O Primavera Sound é uma máquina muito oleada e é possível perceber isso pela forma como tudo está pensado (tirando talvez a comida onde, ao contrário do Porto, que traz bancas de restaurantes do Porto para dentro do recinto, em Barcelona a comida é sempre meio insatisfatória e mais próxima do conceito da fast-food). Há eventos surpresa a acontecer todos os dias – o tal concerto secreto dos Arcade Fire no primeiro dia, a apresentação do novo álbum dos Mogwai num palco à beira da praia, um concerto secreto das Haim no último dia, praticamente a encerrar o festival. Há espaço para as pessoas circularem, já que felizmente o Parc del Fòrum e a montagem dos palcos oferecem vários caminhos para nos deslocarmos para o mesmo sítio.
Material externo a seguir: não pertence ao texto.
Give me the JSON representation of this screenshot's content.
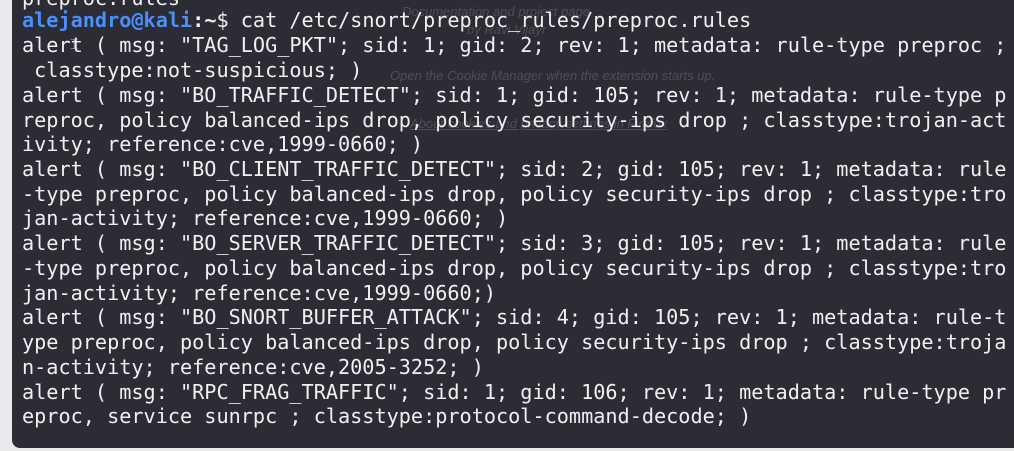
{
  "background_ghost_text": [
    "Documentation and project page",
    "by Ravi Vijayr",
    "Open the Cookie Manager when the extension starts up.",
    "About cookies and privacy settings in Firefox"
  ],
  "terminal": {
    "previous_line": "preproc.rules",
    "prompt": {
      "user_host": "alejandro@kali",
      "separator": ":",
      "path": "~",
      "symbol": "$ ",
      "command": "cat /etc/snort/preproc_rules/preproc.rules"
    },
    "output_lines": [
      "alert ( msg: \"TAG_LOG_PKT\"; sid: 1; gid: 2; rev: 1; metadata: rule-type preproc ;",
      " classtype:not-suspicious; )",
      "alert ( msg: \"BO_TRAFFIC_DETECT\"; sid: 1; gid: 105; rev: 1; metadata: rule-type p",
      "reproc, policy balanced-ips drop, policy security-ips drop ; classtype:trojan-act",
      "ivity; reference:cve,1999-0660; )",
      "alert ( msg: \"BO_CLIENT_TRAFFIC_DETECT\"; sid: 2; gid: 105; rev: 1; metadata: rule",
      "-type preproc, policy balanced-ips drop, policy security-ips drop ; classtype:tro",
      "jan-activity; reference:cve,1999-0660; )",
      "alert ( msg: \"BO_SERVER_TRAFFIC_DETECT\"; sid: 3; gid: 105; rev: 1; metadata: rule",
      "-type preproc, policy balanced-ips drop, policy security-ips drop ; classtype:tro",
      "jan-activity; reference:cve,1999-0660;)",
      "alert ( msg: \"BO_SNORT_BUFFER_ATTACK\"; sid: 4; gid: 105; rev: 1; metadata: rule-t",
      "ype preproc, policy balanced-ips drop, policy security-ips drop ; classtype:troja",
      "n-activity; reference:cve,2005-3252; )",
      "alert ( msg: \"RPC_FRAG_TRAFFIC\"; sid: 1; gid: 106; rev: 1; metadata: rule-type pr",
      "eproc, service sunrpc ; classtype:protocol-command-decode; )"
    ]
  },
  "colors": {
    "terminal_background": "#2c2c35",
    "prompt_user": "#4c8ffb",
    "text": "#f0f0f0"
  }
}
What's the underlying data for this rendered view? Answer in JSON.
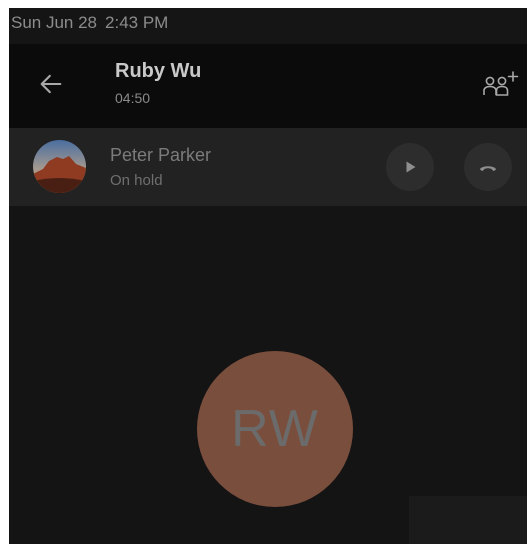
{
  "status_bar": {
    "date": "Sun Jun 28",
    "time": "2:43 PM"
  },
  "call_header": {
    "back_icon": "arrow-left-icon",
    "contact_name": "Ruby Wu",
    "duration": "04:50",
    "add_participant_icon": "add-person-icon"
  },
  "held_call": {
    "avatar_icon": "desert-landscape-photo",
    "name": "Peter Parker",
    "status": "On hold",
    "resume_icon": "play-icon",
    "end_icon": "hang-up-icon"
  },
  "active_call": {
    "avatar_initials": "RW",
    "avatar_color": "#7a4e3c"
  },
  "colors": {
    "screen_background": "#141414",
    "header_background": "#0b0b0b",
    "held_row_background": "#222222"
  }
}
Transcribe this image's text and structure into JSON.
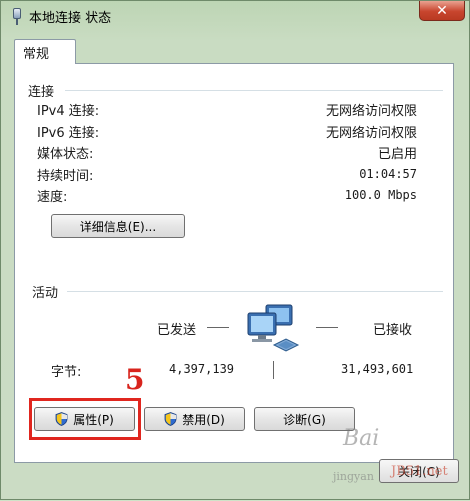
{
  "window": {
    "title": "本地连接 状态",
    "close_label": "✕"
  },
  "tab": {
    "label": "常规"
  },
  "connection": {
    "section_label": "连接",
    "rows": [
      {
        "label": "IPv4 连接:",
        "value": "无网络访问权限"
      },
      {
        "label": "IPv6 连接:",
        "value": "无网络访问权限"
      },
      {
        "label": "媒体状态:",
        "value": "已启用"
      },
      {
        "label": "持续时间:",
        "value": "01:04:57"
      },
      {
        "label": "速度:",
        "value": "100.0 Mbps"
      }
    ],
    "details_button": "详细信息(E)..."
  },
  "activity": {
    "section_label": "活动",
    "sent_label": "已发送",
    "received_label": "已接收",
    "bytes_label": "字节:",
    "bytes_sent": "4,397,139",
    "bytes_received": "31,493,601"
  },
  "buttons": {
    "properties": "属性(P)",
    "disable": "禁用(D)",
    "diagnose": "诊断(G)"
  },
  "annotation": {
    "step_number": "5"
  },
  "bottom_button": {
    "label": "关闭(C)"
  },
  "watermark": {
    "line1": "Bai",
    "line2": "jingyan",
    "line3": "JB51.net"
  },
  "colors": {
    "highlight": "#e0261f",
    "title_bar": "#c9dcc2",
    "close_button": "#c8452e"
  }
}
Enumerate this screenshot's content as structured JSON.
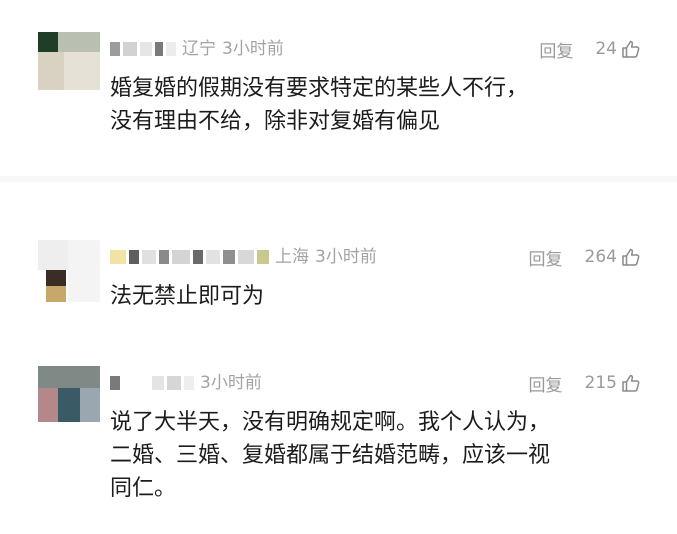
{
  "comments": [
    {
      "location": "辽宁",
      "time": "3小时前",
      "reply_label": "回复",
      "likes": "24",
      "text": "婚复婚的假期没有要求特定的某些人不行，\n没有理由不给，除非对复婚有偏见"
    },
    {
      "location": "上海",
      "time": "3小时前",
      "reply_label": "回复",
      "likes": "264",
      "text": "法无禁止即可为"
    },
    {
      "location": "",
      "time": "3小时前",
      "reply_label": "回复",
      "likes": "215",
      "text": "说了大半天，没有明确规定啊。我个人认为，\n二婚、三婚、复婚都属于结婚范畴，应该一视\n同仁。"
    }
  ],
  "colors": {
    "meta_text": "#a3a3a3",
    "body_text": "#1c1c1c",
    "divider": "#f7f7f7"
  },
  "icons": {
    "like": "thumbs-up-icon"
  }
}
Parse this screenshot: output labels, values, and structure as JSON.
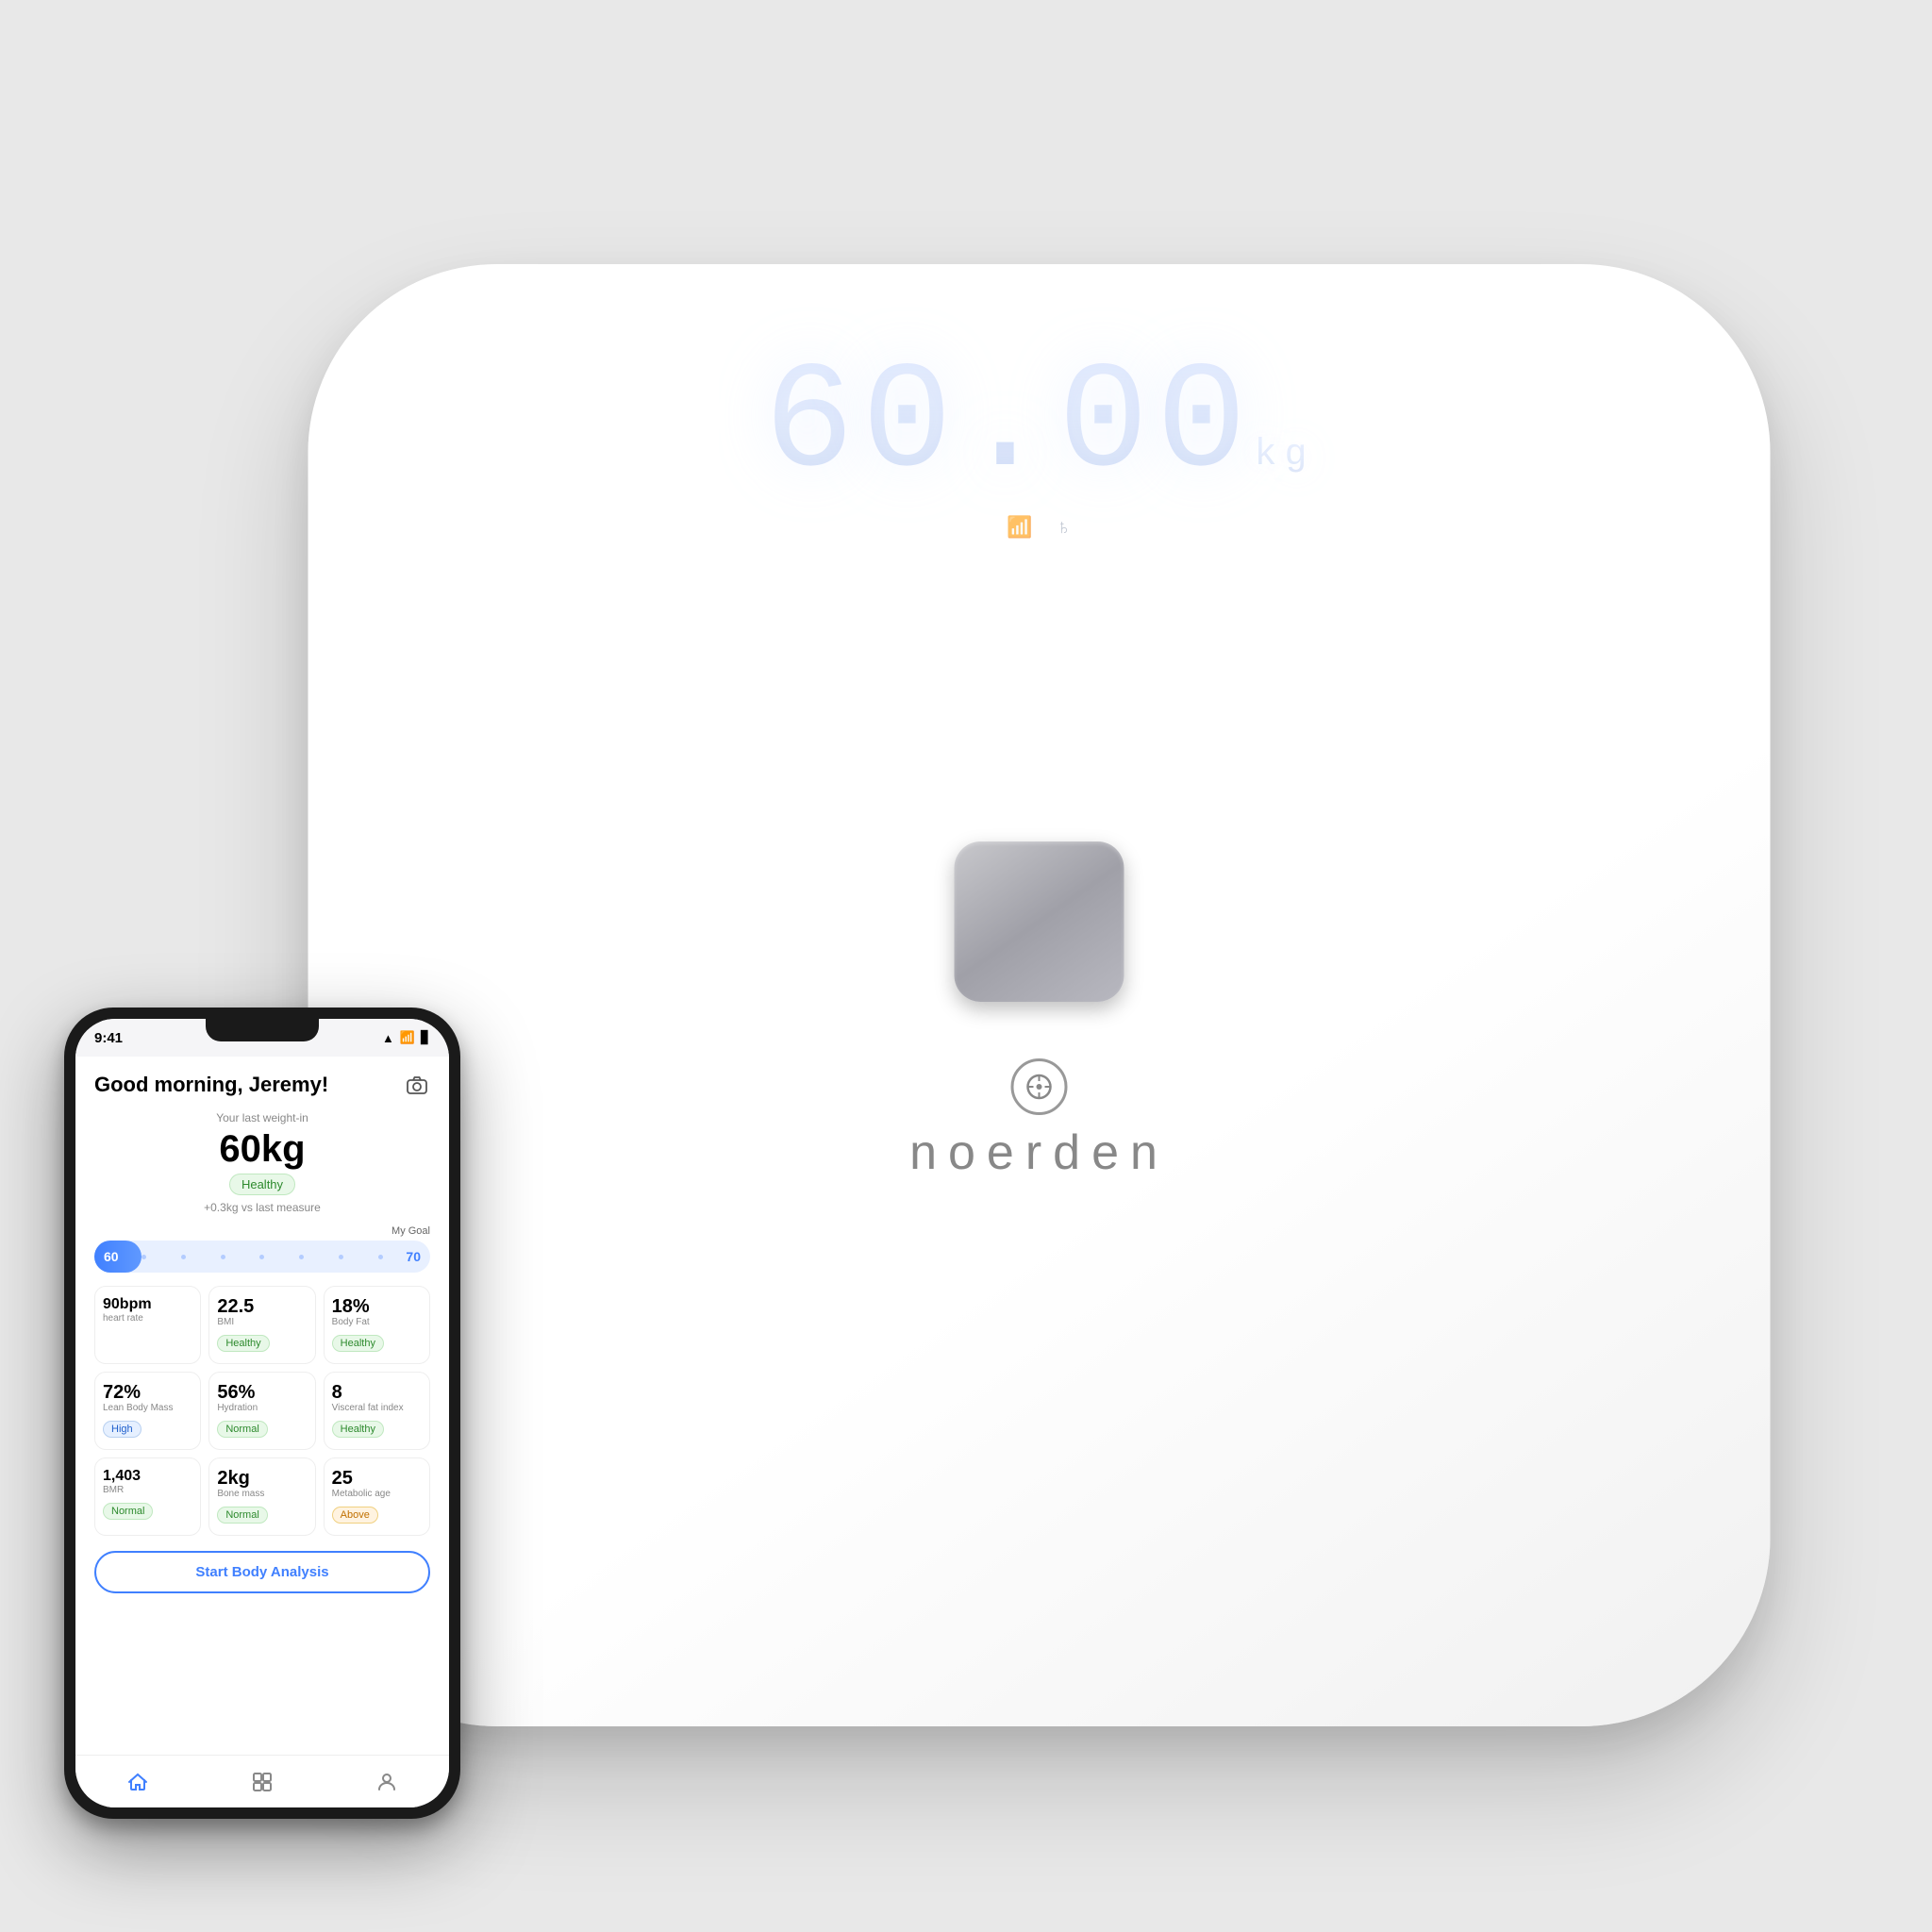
{
  "scale": {
    "weight": "60.00",
    "unit": "kg",
    "brand": "noerDen"
  },
  "phone": {
    "status_bar": {
      "time": "9:41",
      "signal": "▲▼",
      "wifi": "WiFi",
      "battery": "🔋"
    },
    "greeting": "Good morning, Jeremy!",
    "last_weigh_label": "Your last weight-in",
    "weight_value": "60kg",
    "weight_status": "Healthy",
    "weight_delta": "+0.3kg vs last measure",
    "goal_label": "My Goal",
    "goal_start": "60",
    "goal_end": "70",
    "metrics": [
      {
        "value": "90bpm",
        "label": "heart rate",
        "badge": null,
        "badge_type": null
      },
      {
        "value": "22.5",
        "label": "BMI",
        "badge": "Healthy",
        "badge_type": "green"
      },
      {
        "value": "18%",
        "label": "Body Fat",
        "badge": "Healthy",
        "badge_type": "green"
      },
      {
        "value": "72%",
        "label": "Lean Body Mass",
        "badge": "High",
        "badge_type": "blue"
      },
      {
        "value": "56%",
        "label": "Hydration",
        "badge": "Normal",
        "badge_type": "green"
      },
      {
        "value": "8",
        "label": "Visceral fat index",
        "badge": "Healthy",
        "badge_type": "green"
      },
      {
        "value": "1,403",
        "label": "BMR",
        "badge": "Normal",
        "badge_type": "green"
      },
      {
        "value": "2kg",
        "label": "Bone mass",
        "badge": "Normal",
        "badge_type": "green"
      },
      {
        "value": "25",
        "label": "Metabolic age",
        "badge": "Above",
        "badge_type": "orange"
      }
    ],
    "start_button_label": "Start Body Analysis",
    "nav_items": [
      "home",
      "grid",
      "person"
    ]
  }
}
Há um shuttle que leva as pessoas da zona dos palcos principais para a zona central, não só para os preguiçosos, mas também para aqueles com dificuldades na locomoção, para quem o esforço de andar tão grande distância possa ser um problema acrescido. Há casas de banho extremamente limpas, uma versão moderna dos famosos ‘porta potti’. Sabe bem ir a um festival bem organizado, como aliás também o é o do Porto.

E enquanto no Porto é possível beber uma cerveja sentado na relva a ver um qualquer concerto, em Barcelona pode estar-se sentado, por exemplo, numa bancada lateral que, além de virada para os dois palcos principais, estava também virada para o mar. E para ir buscar essa cerveja era fácil. Todos os empregados das bancas de venda de cerveja eram portugueses, e era bastante divertido vê-los sempre surpreendidos e felizes quando nos dirigíamos a eles em português. Era o menos que se pedia depois de, por comparação aos festivais portugueses, se pagar tanto para ir a um festival de música. E claro, depois do desgraçado do Frank Ocean ter cancelado a sua presença.

Fotografias de Red Bull Pool Content (primeiras duas), e de Philip Cosores (as demais).

Artigo editado às 13h00 do dia 7 de Junho.